Vérifiez si le contribuable décédé avait des pertes en capital nettes d'années précédentes qui peuvent être utilisées pour réduire le revenu sur la déclaration finale.

Régime enregistré d'épargne-retraite (REER)

Si le contribuable décédé avait un REER et qu'il n'a aucun époux ou conjoint de fait survivant, ni enfant ou petit-enfant à charge, la juste valeur marchande du régime au moment du décès doit être incluse sur sa déclaration finale. Toutefois, s'il y a un époux ou conjoint de fait survivant, les sommes accumulées dans le REER peuvent être transférées au REER ou au FERR de ce dernier, ou utilisées pour lui acheter une rente.

S'il n'y a aucun époux ou conjoint survivant, mais qu'il y a un enfant ou petit-enfant âgé de moins de 18 ans qui était financièrement à la charge du défunt, les fonds du REER peuvent être transférés à cet enfant ou petit-enfant afin de lui acheter une rente. Cette rente doit lui être versée durant une période ne dépassant pas 18 ans moins l'âge de l'enfant ou petit-enfant. Si un enfant était à la charge du défunt en raison d'une déficience physique ou mentale, il n'y a aucune restriction d'âge et le montant peut être transféré à son REER aussi bien qu'être utilisé pour acquérir une rente.
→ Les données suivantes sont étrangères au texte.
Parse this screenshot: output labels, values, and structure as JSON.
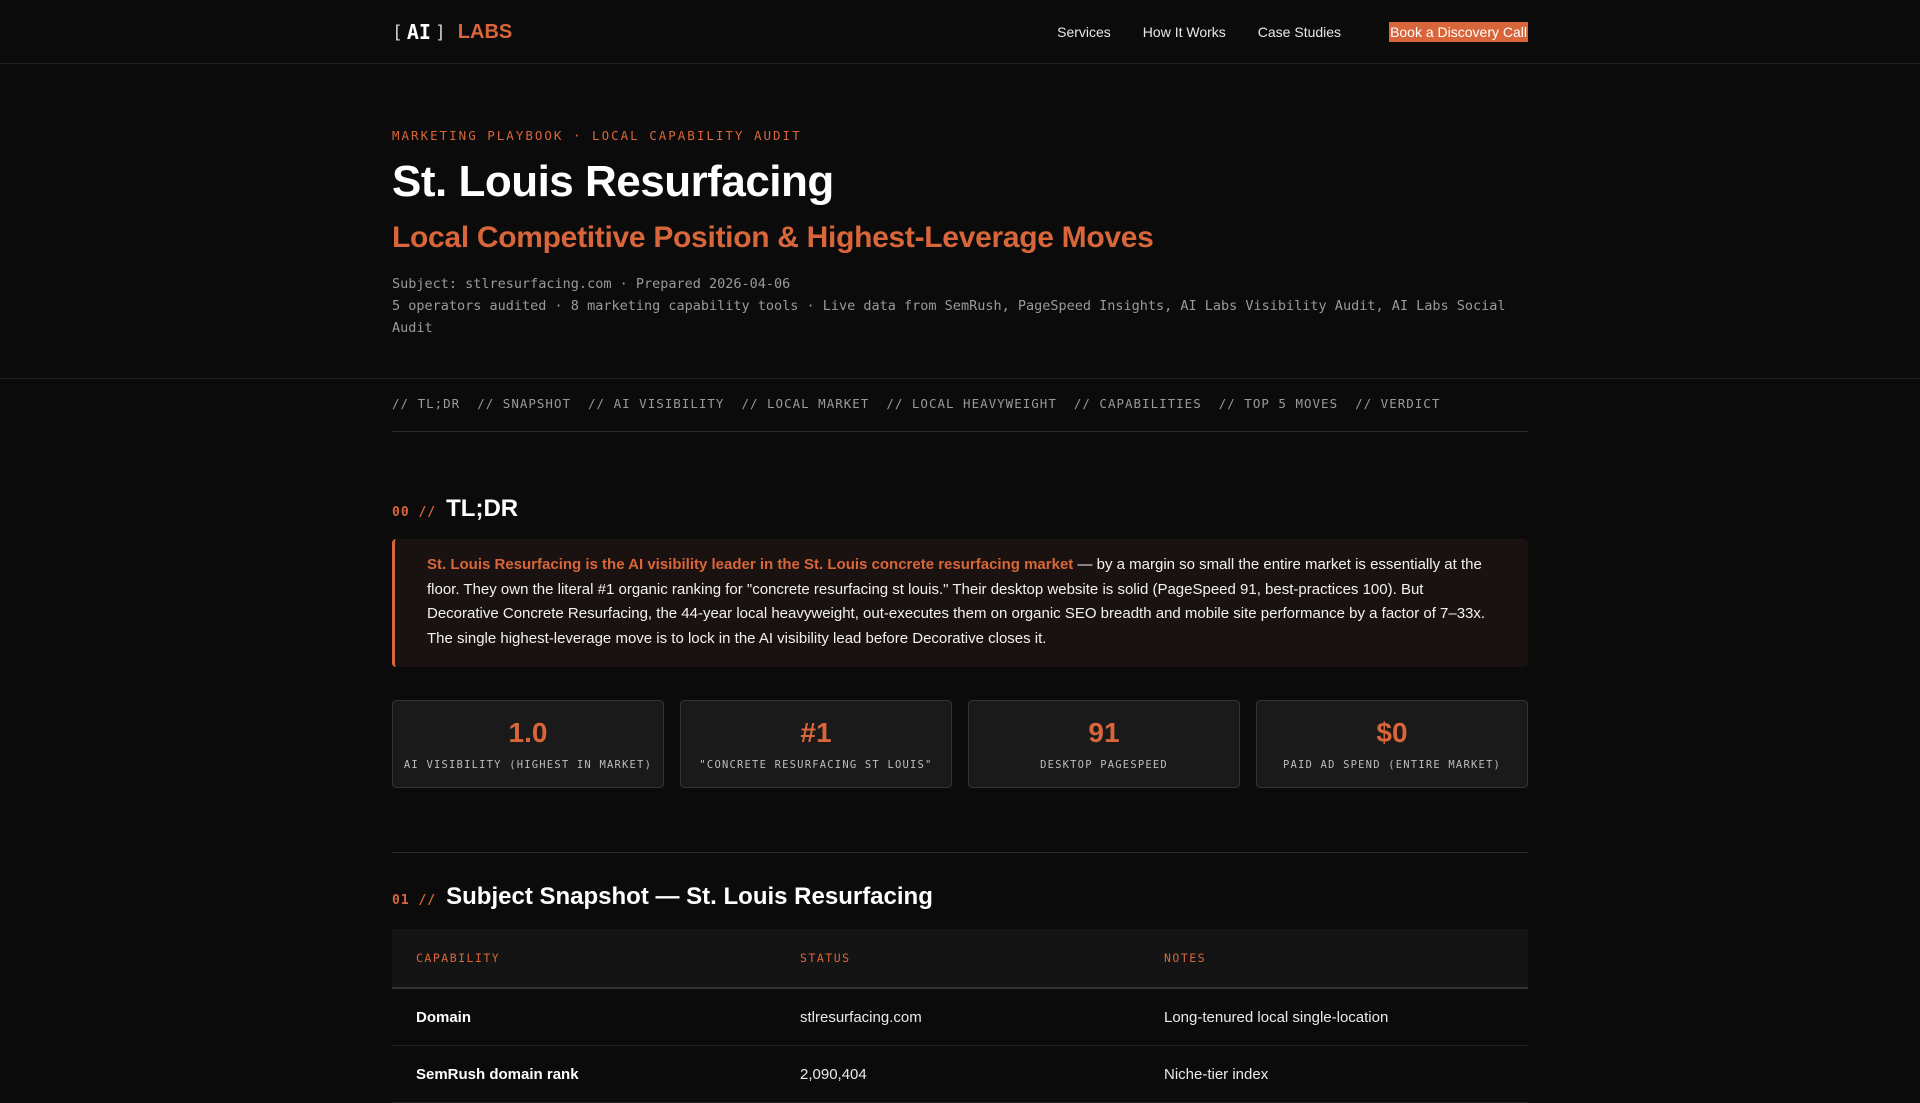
{
  "brand": {
    "bracket_open": "[",
    "ai": "AI",
    "bracket_close": "]",
    "labs": "LABS"
  },
  "nav": {
    "links": [
      "Services",
      "How It Works",
      "Case Studies"
    ],
    "cta": "Book a Discovery Call"
  },
  "hero": {
    "eyebrow": "MARKETING PLAYBOOK · LOCAL CAPABILITY AUDIT",
    "title": "St. Louis Resurfacing",
    "subtitle": "Local Competitive Position & Highest-Leverage Moves",
    "meta_line1": "Subject: stlresurfacing.com · Prepared 2026-04-06",
    "meta_line2": "5 operators audited · 8 marketing capability tools · Live data from SemRush, PageSpeed Insights, AI Labs Visibility Audit, AI Labs Social Audit"
  },
  "section_nav": [
    "// TL;DR",
    "// SNAPSHOT",
    "// AI VISIBILITY",
    "// LOCAL MARKET",
    "// LOCAL HEAVYWEIGHT",
    "// CAPABILITIES",
    "// TOP 5 MOVES",
    "// VERDICT"
  ],
  "tldr": {
    "num": "00 //",
    "heading": "TL;DR",
    "highlight": "St. Louis Resurfacing is the AI visibility leader in the St. Louis concrete resurfacing market",
    "body": " — by a margin so small the entire market is essentially at the floor. They own the literal #1 organic ranking for \"concrete resurfacing st louis.\" Their desktop website is solid (PageSpeed 91, best-practices 100). But Decorative Concrete Resurfacing, the 44-year local heavyweight, out-executes them on organic SEO breadth and mobile site performance by a factor of 7–33x. The single highest-leverage move is to lock in the AI visibility lead before Decorative closes it."
  },
  "stats": [
    {
      "value": "1.0",
      "label": "AI VISIBILITY (HIGHEST IN MARKET)"
    },
    {
      "value": "#1",
      "label": "\"CONCRETE RESURFACING ST LOUIS\""
    },
    {
      "value": "91",
      "label": "DESKTOP PAGESPEED"
    },
    {
      "value": "$0",
      "label": "PAID AD SPEND (ENTIRE MARKET)"
    }
  ],
  "snapshot": {
    "num": "01 //",
    "heading": "Subject Snapshot — St. Louis Resurfacing",
    "columns": [
      "CAPABILITY",
      "STATUS",
      "NOTES"
    ],
    "rows": [
      [
        "Domain",
        "stlresurfacing.com",
        "Long-tenured local single-location"
      ],
      [
        "SemRush domain rank",
        "2,090,404",
        "Niche-tier index"
      ]
    ]
  },
  "colors": {
    "accent": "#d9663a",
    "background": "#0b0b0b"
  }
}
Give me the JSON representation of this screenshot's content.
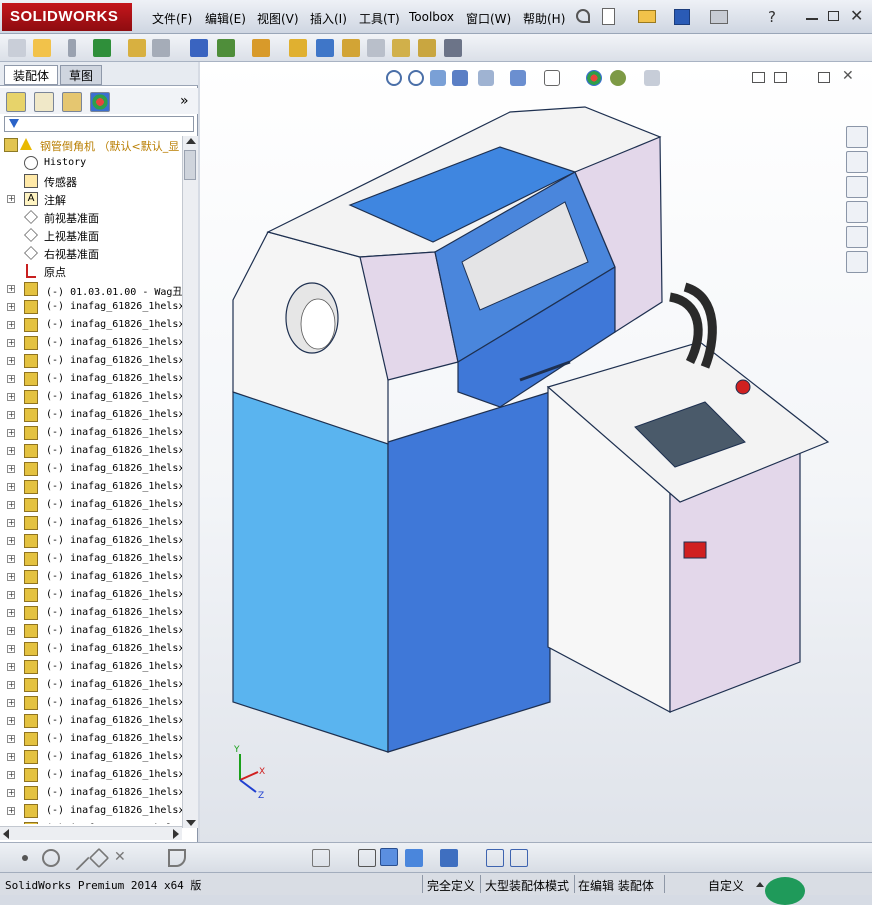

Produire une déclaration T3 pour la succession

Généralement, vous devez produire une déclaration T3 si vous conservez un revenu de succession dans la fiducie testamentaire au lieu de le répartir à un bénéficiaire. Parce que les fiducies sont imposées aux mêmes taux que les particuliers, ceci est particulièrement avantageux lorsque les bénéficiaires ont des taux d'imposition plus élevés.

Vous devez également produire une déclaration T3 si vous accordez plus de 100 $ du revenu de la succession à un bénéficiaire ou si le revenu total de la succession excède 500 $ que vous attribuez à un bénéficiaire ou plus. Si l'un des bénéficiaires est un non-résident, vous devez produire une déclaration T3 si une partie du revenu lui est répartie.

Peu importe les conditions ci-dessus, vous devez produire une déclaration T3 si la succession a disposé ou est réputée avoir disposé d'une immobilisation.

Dates limites

La date limite pour la production d'une déclaration finale est la plus tardive des dates suivantes : la date limite habituelle et six mois après la date du décès. Par exemple, si le contribuable est décédé le 1er décembre 2009, la date limite habituelle est le 30 avril 2010, mais vous avez jusqu'au 1er juin 2010 pour la produire.

La date limite pour la production d'une déclaration pour « droits ou biens » est la plus tardive des dates suivantes : un an après la date du décès et 90 jours après l'envoi de l'avis de cotisation de la déclaration finale.

La date limite pour la production d'une déclaration T3 est 90 jours après la fin de l'année d'imposition de la fiducie. Notez que vous pouvez choisir une année d'imposition qui ne coïncide pas avec l'année civile. Toutefois, l'année d'imposition ne peut pas dépasser 12 mois.